As of September 3, 2026, the Dallas Stars have moved their regional game broadcasts to Amazon Prime Video after the collapse of Victory+.

Over-the-air, the Stars aired on KTVT 11 and KTXH 20 (Houston) in 1993–94, KTXA 21 from 1994–99, and KDFI 27 in 2000.

| Years | Play-by-play | Color commentators |
|---|---|---|
| 1993–96 | Mike Fornes | Ralph Strangis |
| 1996–15 | Ralph Strangis | Daryl Reaugh |
| 2015–16 | Dave Strader | Daryl Reaugh |
| 2016–17 | Dave Strader (5 game home-stand) Daryl Reaugh (during Strader's treatment) | Daryl Reaugh (5 game home-stand) Craig Ludwig (when Reaugh does play-by-play) |
| 2017–18 | Daryl Reaugh | Craig Ludwig |
| 2018–present | Josh Bogorad | Daryl Reaugh |

In 1996, Reaugh joined Stars' play-by-play announcer Ralph Strangis to form the highly popular "Ralph and Razor" duo. The two have created a cult-like following in the area, so much so that, even though the media market and fan base could easily support separate radio and television broadcast teams, the Stars have elected to continue simulcasting the duo (the Stars even added in-arena radio of the duo). In August 2012, Ralph and Razor were ranked the #1 broadcasting duo in the NHL by hockeybuzz.com.

Starting with the 2011–12 NHL season, Reaugh began to broadcast Western Conference games on Hockey Night in Canada in addition to his role as the Dallas Stars color commentator.

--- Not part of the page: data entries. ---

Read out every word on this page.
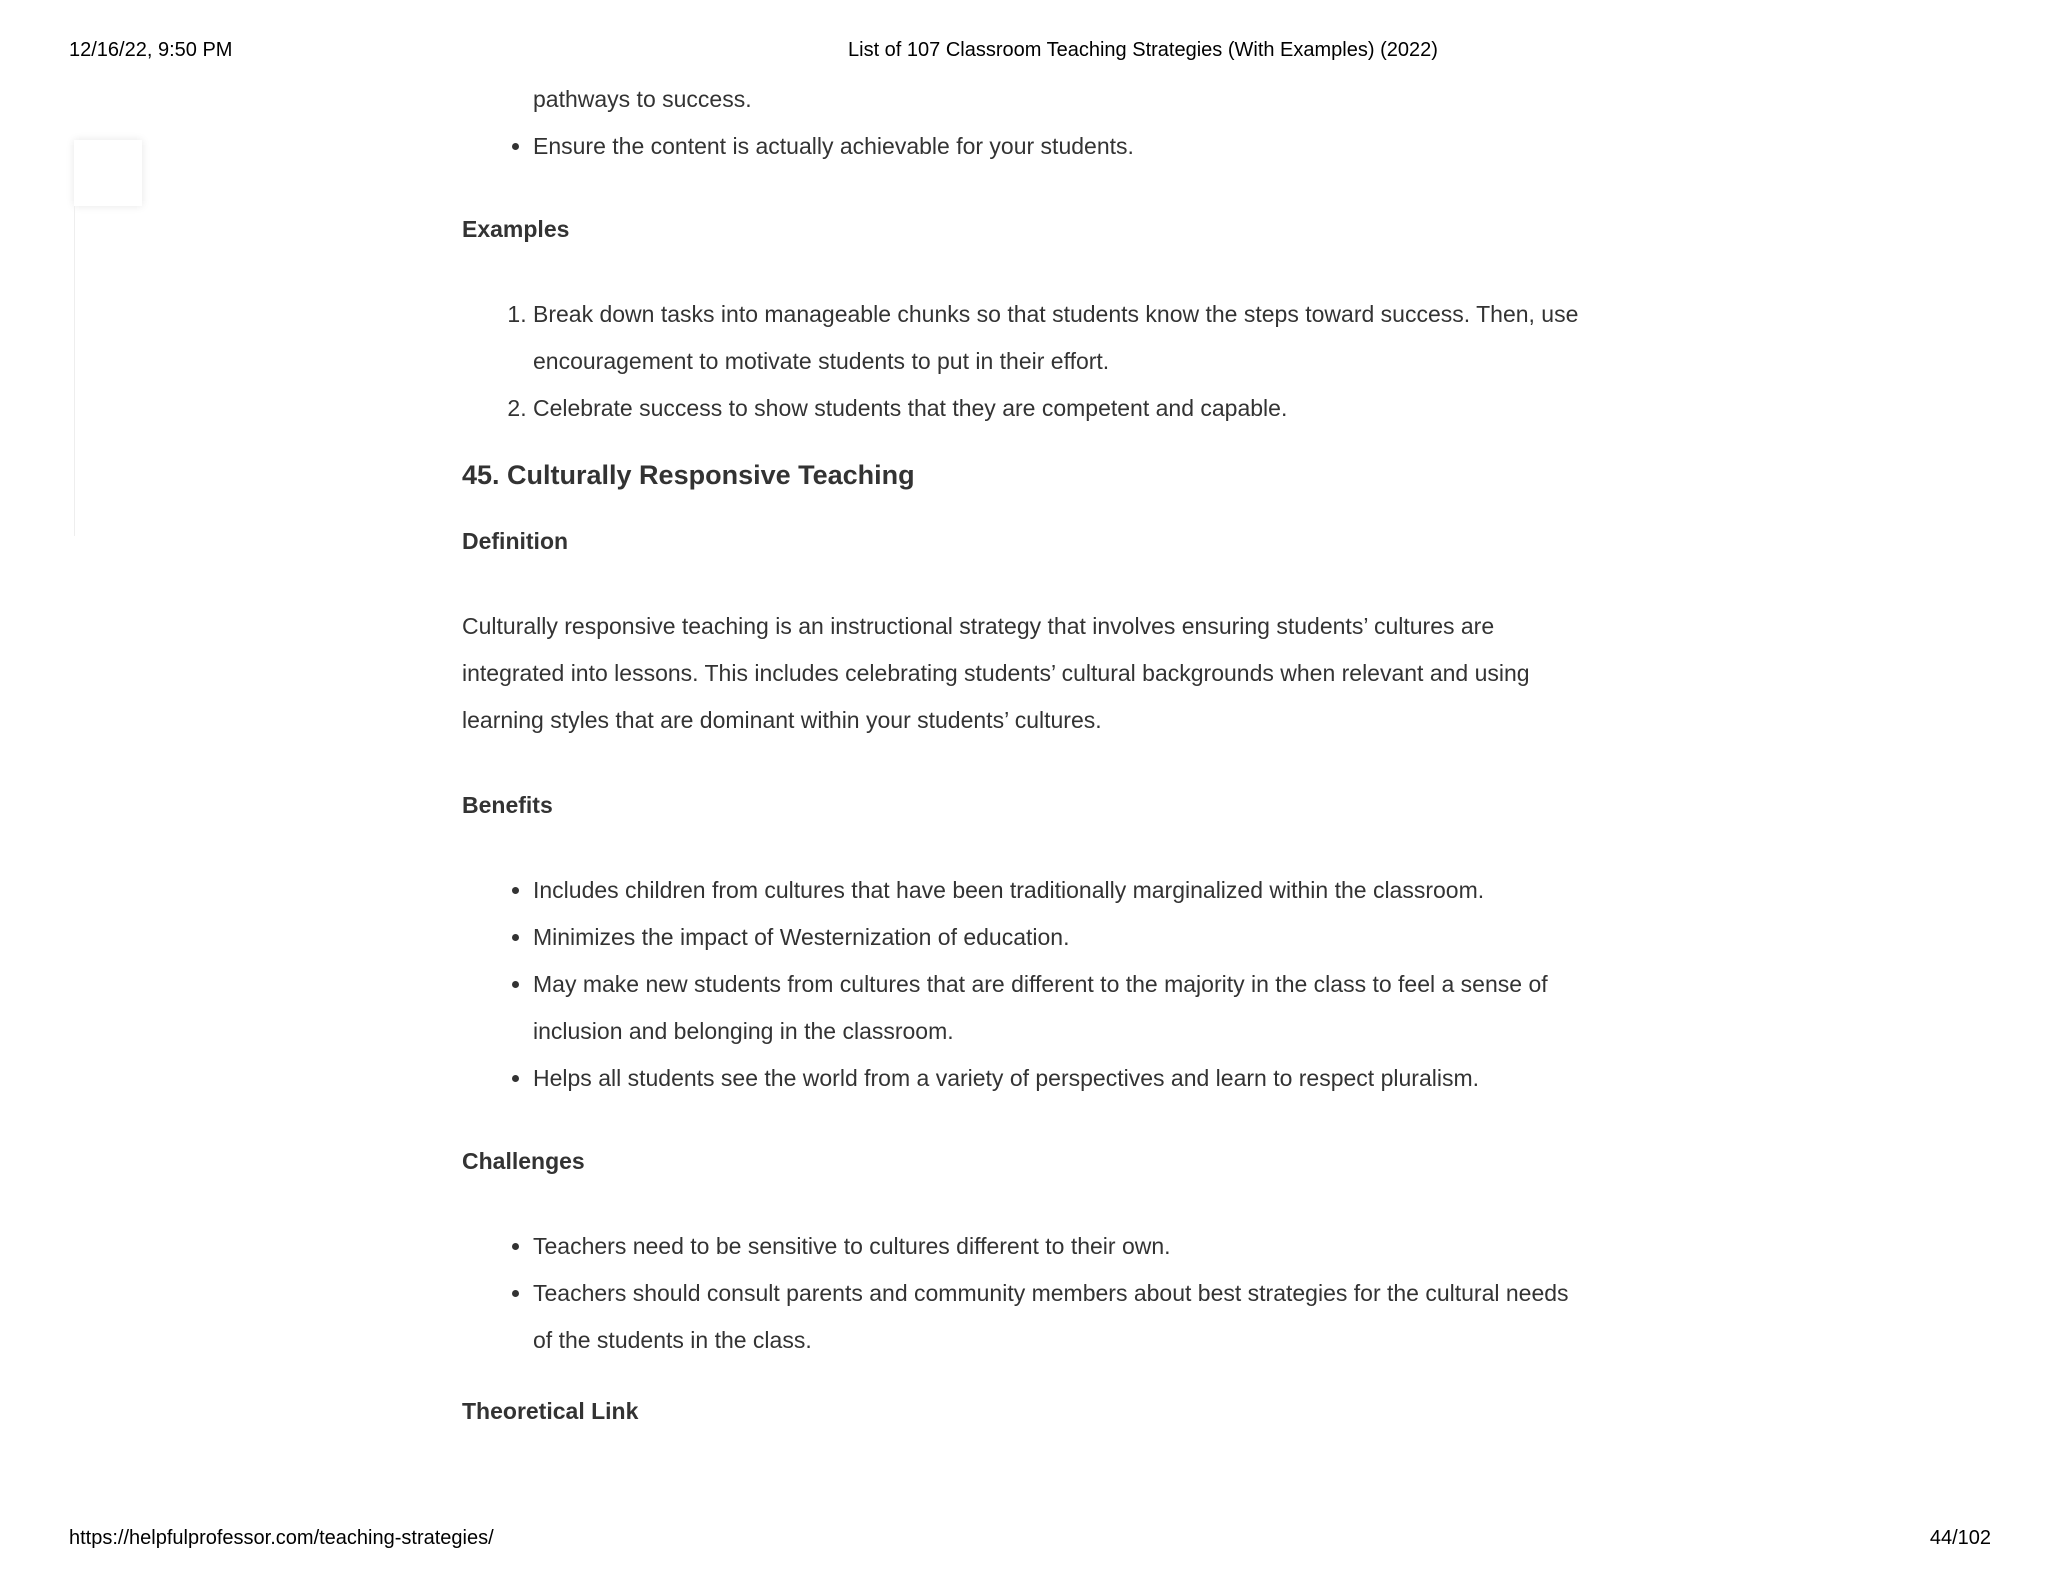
12/16/22, 9:50 PM	List of 107 Classroom Teaching Strategies (With Examples) (2022)
pathways to success.
• Ensure the content is actually achievable for your students.
Examples
1. Break down tasks into manageable chunks so that students know the steps toward success. Then, use encouragement to motivate students to put in their effort.
2. Celebrate success to show students that they are competent and capable.
45. Culturally Responsive Teaching
Definition

Culturally responsive teaching is an instructional strategy that involves ensuring students’ cultures are integrated into lessons. This includes celebrating students’ cultural backgrounds when relevant and using learning styles that are dominant within your students’ cultures.

Benefits
• Includes children from cultures that have been traditionally marginalized within the classroom.
• Minimizes the impact of Westernization of education.
• May make new students from cultures that are different to the majority in the class to feel a sense of inclusion and belonging in the classroom.
• Helps all students see the world from a variety of perspectives and learn to respect pluralism.
Challenges
• Teachers need to be sensitive to cultures different to their own.
• Teachers should consult parents and community members about best strategies for the cultural needs of the students in the class.
Theoretical Link
https://helpfulprofessor.com/teaching-strategies/	44/102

As the Stars' color commentator he is well known for his incredibly deep vocabulary of descriptive words that he uses with almost comedic timing. His most frequent is "larceny", used when a goalie makes a spectacular save. He has used the "kick save and a beauty" line that Marv Albert coined, but his style of delivery nearly combines "kick" and "save" in a quick delivery with the rest of the quote at a more pronounced tempo. His newest favorite includes " SPIN-O-RAMA". He also credits goalies that catch with their right hand as "silly-siders". Additionally, he frequently provides witty phrases and thoughts that he calls "mind vitamins" during broadcasts and on his blog at the official Dallas Stars website. A popular example of one such "mind vitamin" is, "The early bird may get the worm, but it's the second mouse that gets the cheese."

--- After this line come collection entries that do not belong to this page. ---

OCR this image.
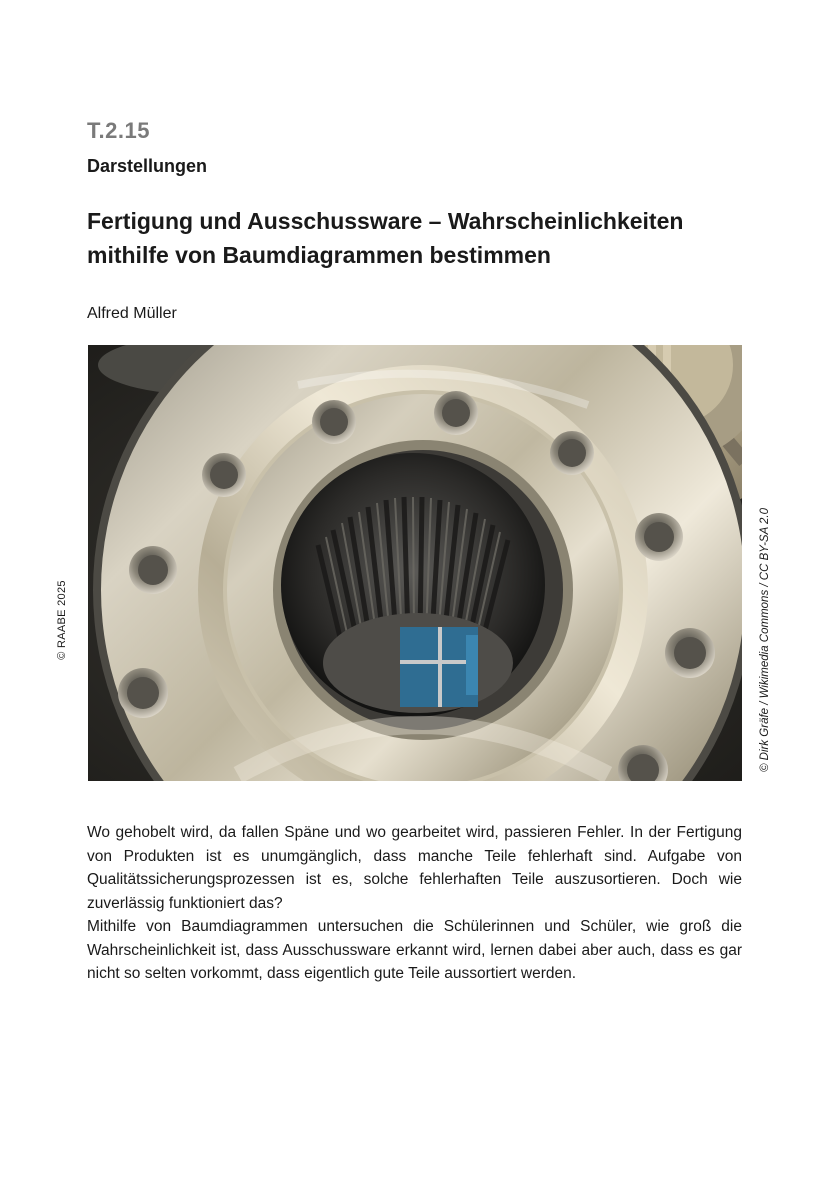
T.2.15
Darstellungen
Fertigung und Ausschussware – Wahrscheinlichkeiten mithilfe von Baumdiagrammen bestimmen
Alfred Müller
© RAABE 2025	© Dirk Gräfe / Wikimedia Commons / CC BY-SA 2.0

Wo gehobelt wird, da fallen Späne und wo gearbeitet wird, passieren Fehler. In der Fertigung von Produkten ist es unumgänglich, dass manche Teile fehlerhaft sind. Aufgabe von Qualitätssicherungsprozessen ist es, solche fehlerhaften Teile auszusortieren. Doch wie zuverlässig funktioniert das?

Mithilfe von Baumdiagrammen untersuchen die Schülerinnen und Schüler, wie groß die Wahrscheinlichkeit ist, dass Ausschussware erkannt wird, lernen dabei aber auch, dass es gar nicht so selten vorkommt, dass eigentlich gute Teile aussortiert werden.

After the 2014-15 season, Strangis decided to leave the Stars and was replaced by Dave Strader. The following summer, Strader was diagnosed with cancer and would miss significant time to undergo treatment. The Stars decided to have Reaugh become the permanent play-by-play announcer when Strader died on October 1, 2017. When he was the play-by-play announcer, Reaugh was joined in the booth by former Stars defensemen Craig Ludwig. On July 30, 2018, Reaugh returned as a color commentator role. He teams up with play-by-play Josh Bogorad.